# Some work featuring BSea alumilite



## watch_art (Nov 19, 2015)

The customer wanted a pen in the style of a katana (or whatever the short knife is called) with the gray representing damascus steel.  Bob did a great job with this one.  








This is based on his Kingman Turquoise, but with blue as the dominant color.  I love it.

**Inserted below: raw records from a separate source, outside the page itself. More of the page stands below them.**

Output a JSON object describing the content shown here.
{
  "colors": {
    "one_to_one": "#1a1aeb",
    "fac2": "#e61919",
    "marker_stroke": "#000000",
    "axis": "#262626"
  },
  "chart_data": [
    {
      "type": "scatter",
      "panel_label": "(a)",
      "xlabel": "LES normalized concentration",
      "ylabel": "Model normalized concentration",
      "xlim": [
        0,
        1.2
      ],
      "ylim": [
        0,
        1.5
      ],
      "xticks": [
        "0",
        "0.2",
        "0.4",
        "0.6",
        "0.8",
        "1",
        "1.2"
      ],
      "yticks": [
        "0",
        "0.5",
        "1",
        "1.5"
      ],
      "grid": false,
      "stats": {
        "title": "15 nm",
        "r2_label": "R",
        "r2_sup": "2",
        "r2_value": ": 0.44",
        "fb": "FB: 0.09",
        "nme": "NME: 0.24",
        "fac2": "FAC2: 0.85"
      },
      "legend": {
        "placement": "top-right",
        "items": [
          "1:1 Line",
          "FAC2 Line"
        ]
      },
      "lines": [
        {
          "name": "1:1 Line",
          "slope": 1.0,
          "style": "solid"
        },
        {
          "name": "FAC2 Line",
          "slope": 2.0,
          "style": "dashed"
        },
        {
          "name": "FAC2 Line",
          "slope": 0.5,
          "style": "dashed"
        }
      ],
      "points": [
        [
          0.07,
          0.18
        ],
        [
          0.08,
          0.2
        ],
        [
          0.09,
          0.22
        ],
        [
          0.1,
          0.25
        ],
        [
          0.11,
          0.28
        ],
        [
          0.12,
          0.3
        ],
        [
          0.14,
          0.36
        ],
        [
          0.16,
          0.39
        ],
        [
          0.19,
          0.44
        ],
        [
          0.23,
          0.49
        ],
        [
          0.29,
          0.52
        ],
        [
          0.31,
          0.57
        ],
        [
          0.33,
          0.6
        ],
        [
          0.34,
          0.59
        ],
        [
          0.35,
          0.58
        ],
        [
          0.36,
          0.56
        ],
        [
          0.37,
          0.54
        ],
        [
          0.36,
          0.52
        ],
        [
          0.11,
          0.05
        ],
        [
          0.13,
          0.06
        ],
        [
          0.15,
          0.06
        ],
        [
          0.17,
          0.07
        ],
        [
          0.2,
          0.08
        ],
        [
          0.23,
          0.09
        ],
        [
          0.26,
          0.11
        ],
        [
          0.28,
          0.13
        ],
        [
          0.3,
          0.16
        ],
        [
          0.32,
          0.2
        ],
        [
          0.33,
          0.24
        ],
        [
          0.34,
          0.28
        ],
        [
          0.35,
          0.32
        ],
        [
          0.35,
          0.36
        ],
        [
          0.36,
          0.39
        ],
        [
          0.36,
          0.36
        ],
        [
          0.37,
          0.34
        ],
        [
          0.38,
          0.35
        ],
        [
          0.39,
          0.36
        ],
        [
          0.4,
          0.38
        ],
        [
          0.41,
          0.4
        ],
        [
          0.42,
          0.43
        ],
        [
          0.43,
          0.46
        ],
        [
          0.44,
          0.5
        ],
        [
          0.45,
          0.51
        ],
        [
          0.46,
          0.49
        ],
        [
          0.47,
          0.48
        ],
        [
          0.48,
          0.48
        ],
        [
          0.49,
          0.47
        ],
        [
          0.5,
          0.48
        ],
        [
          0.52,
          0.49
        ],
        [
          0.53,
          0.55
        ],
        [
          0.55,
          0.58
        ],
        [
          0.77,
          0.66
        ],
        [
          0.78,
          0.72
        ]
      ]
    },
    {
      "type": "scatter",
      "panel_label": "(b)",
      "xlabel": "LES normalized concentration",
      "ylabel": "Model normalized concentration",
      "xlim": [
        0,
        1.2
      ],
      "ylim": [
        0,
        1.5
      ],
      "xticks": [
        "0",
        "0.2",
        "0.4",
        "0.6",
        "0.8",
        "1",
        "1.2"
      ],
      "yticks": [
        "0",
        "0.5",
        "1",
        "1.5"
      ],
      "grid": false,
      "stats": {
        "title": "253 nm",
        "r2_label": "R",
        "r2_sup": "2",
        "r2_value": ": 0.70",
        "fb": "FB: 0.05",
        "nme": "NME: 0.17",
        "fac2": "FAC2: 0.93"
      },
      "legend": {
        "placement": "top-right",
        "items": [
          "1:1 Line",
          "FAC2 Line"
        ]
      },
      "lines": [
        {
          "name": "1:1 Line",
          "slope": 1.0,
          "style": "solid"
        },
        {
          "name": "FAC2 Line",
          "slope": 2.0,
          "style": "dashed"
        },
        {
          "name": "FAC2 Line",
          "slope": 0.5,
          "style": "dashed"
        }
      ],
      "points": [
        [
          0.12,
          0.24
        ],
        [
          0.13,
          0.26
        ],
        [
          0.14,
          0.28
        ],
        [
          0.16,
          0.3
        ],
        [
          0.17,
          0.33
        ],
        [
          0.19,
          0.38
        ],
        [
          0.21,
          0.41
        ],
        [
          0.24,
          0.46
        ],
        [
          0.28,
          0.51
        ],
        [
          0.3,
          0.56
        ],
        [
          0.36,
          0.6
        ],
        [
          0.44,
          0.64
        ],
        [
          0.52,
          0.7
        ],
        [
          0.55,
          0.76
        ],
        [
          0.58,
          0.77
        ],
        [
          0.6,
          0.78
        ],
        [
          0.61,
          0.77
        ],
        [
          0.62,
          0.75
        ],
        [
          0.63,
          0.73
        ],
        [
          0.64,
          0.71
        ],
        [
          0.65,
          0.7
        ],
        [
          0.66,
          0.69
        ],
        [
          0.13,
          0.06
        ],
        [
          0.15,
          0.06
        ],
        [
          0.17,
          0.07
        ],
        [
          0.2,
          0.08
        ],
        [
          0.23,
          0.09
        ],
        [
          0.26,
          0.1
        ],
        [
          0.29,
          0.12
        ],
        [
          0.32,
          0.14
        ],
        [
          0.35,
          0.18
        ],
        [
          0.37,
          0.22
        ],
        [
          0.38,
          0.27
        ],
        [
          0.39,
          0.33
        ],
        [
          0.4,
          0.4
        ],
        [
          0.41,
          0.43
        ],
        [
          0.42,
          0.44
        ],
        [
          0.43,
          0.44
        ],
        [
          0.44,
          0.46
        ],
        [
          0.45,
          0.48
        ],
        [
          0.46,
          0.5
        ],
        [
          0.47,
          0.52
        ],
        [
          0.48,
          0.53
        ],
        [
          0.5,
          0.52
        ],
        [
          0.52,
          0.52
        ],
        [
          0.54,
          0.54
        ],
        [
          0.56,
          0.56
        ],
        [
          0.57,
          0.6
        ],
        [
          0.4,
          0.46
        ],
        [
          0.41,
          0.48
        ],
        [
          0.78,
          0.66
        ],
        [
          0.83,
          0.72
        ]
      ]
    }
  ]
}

And this is some of his 7 Seas.  Made a piston filler with it.


----------



## Sappheiros (Nov 19, 2015)

They're all great!  That first one, though..  Such an interesting conceptualization.  I like it!


----------



## BSea (Nov 21, 2015)

The katana looks good.  I'm glad to finally see the gray damascus blank turned. Do you have a picture of it closed?


----------



## mecompco (Nov 21, 2015)

I love the sword pen! FWIW, the tanto is the knife-sized sword, the mid-sized sword is the wakizashi, the katana is the large sword. This pen reminds one of a sword in shirasaya mounting, where the tsuka (handle) matches the saya (sheath) with no tsuba (guard). 

Regards,
Michael


----------



## watch_art (Nov 21, 2015)

BSea said:


> The katana looks good.  I'm glad to finally see the gray damascus blank turned. Do you have a picture of it closed?

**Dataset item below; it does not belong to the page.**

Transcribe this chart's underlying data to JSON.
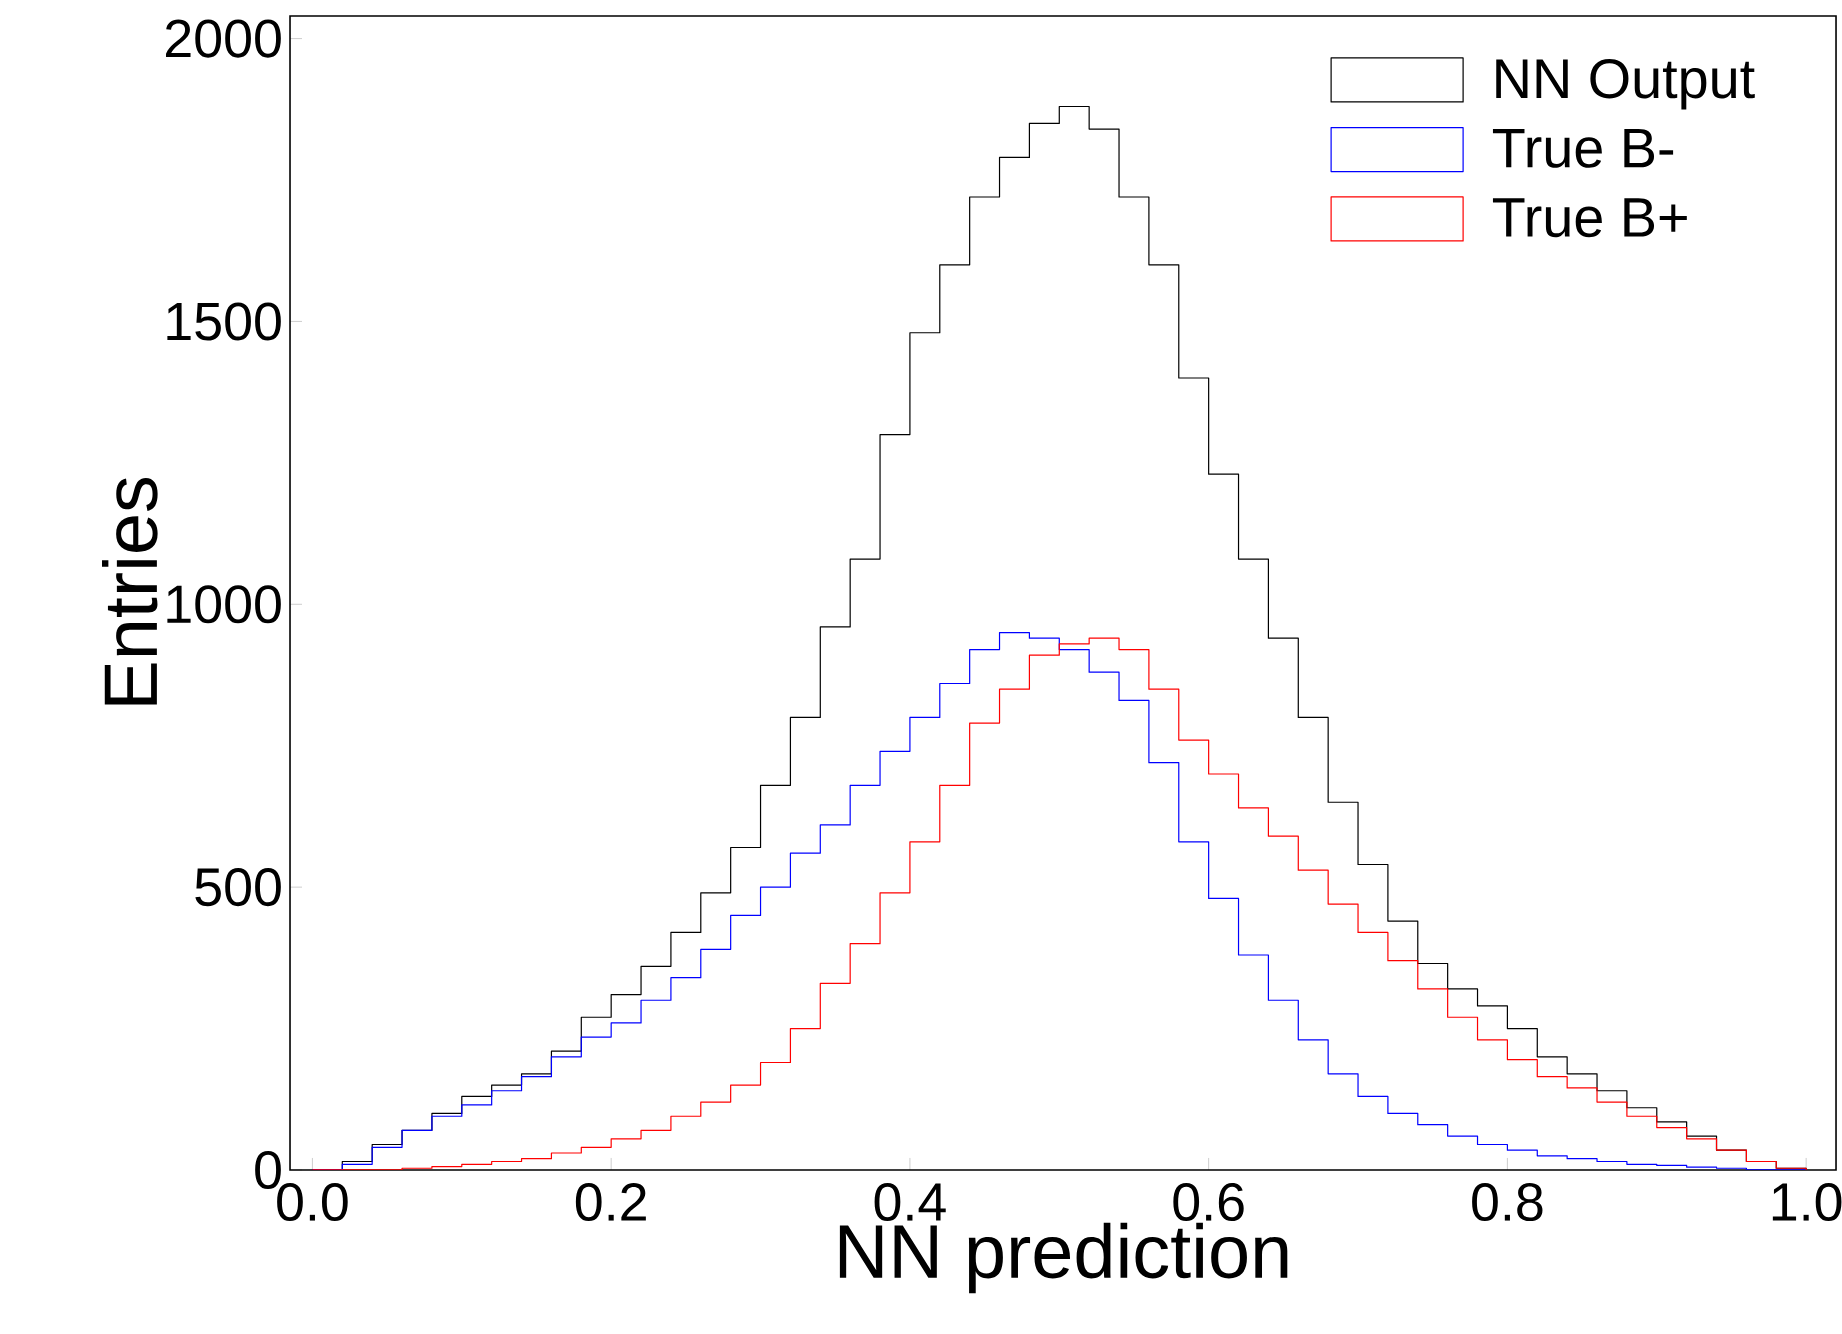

Thanks!  Yeah I'm really happy with how it turned out.







mecompco said:


> I love the sword pen! FWIW, the tanto is the knife-sized sword, the mid-sized sword is the wakizashi, the katana is the large sword. This pen reminds one of a sword in shirasaya mounting, where the tsuka (handle) matches the saya (sheath) with no tsuba (guard).
> 
> Regards,
> Michael



That's it!  
Thanks


----------



## thewishman (Nov 21, 2015)

Shawn, it is always fun to see your work. Thanks for sharing your pens with us.


----------



## watch_art (Nov 21, 2015)

Here's another I finished this morning.  I love this material!


----------



## MikeL (Nov 22, 2015)

Wow!  Great work.


----------



## Sappheiros (Nov 23, 2015)

Oh, wow!  It gets even better!  I want one!


----------



## jeff (Dec 2, 2015)

That Kingman Turquoise lookalike is a nice addition to the front page :biggrin:


----------



## Ric (Dec 2, 2015)

Holy Crap Jack!  These pens are gorgeous George !  I think all of them are fantastic, but I have to admit that the one fashioned after the Japanese "Tanto" as Michael has pointed out is my favourite.  A lot of planning & work has gone into the designs of all three, no four pens, from the blank making, to the drilling, turning thread cutting, both in & outside threads, & all that polishing...Take a bow Shawn, these accolades are all for you.
Great job.
Ric.
'IF LIFE HANDS YOU LEMONS...MAKE MOJITOS"


----------



## watch_art (Dec 2, 2015)

Thanks!  So cool to get front page.


----------



## Sappheiros (Dec 3, 2015)

Congrats on making it to the front page!


----------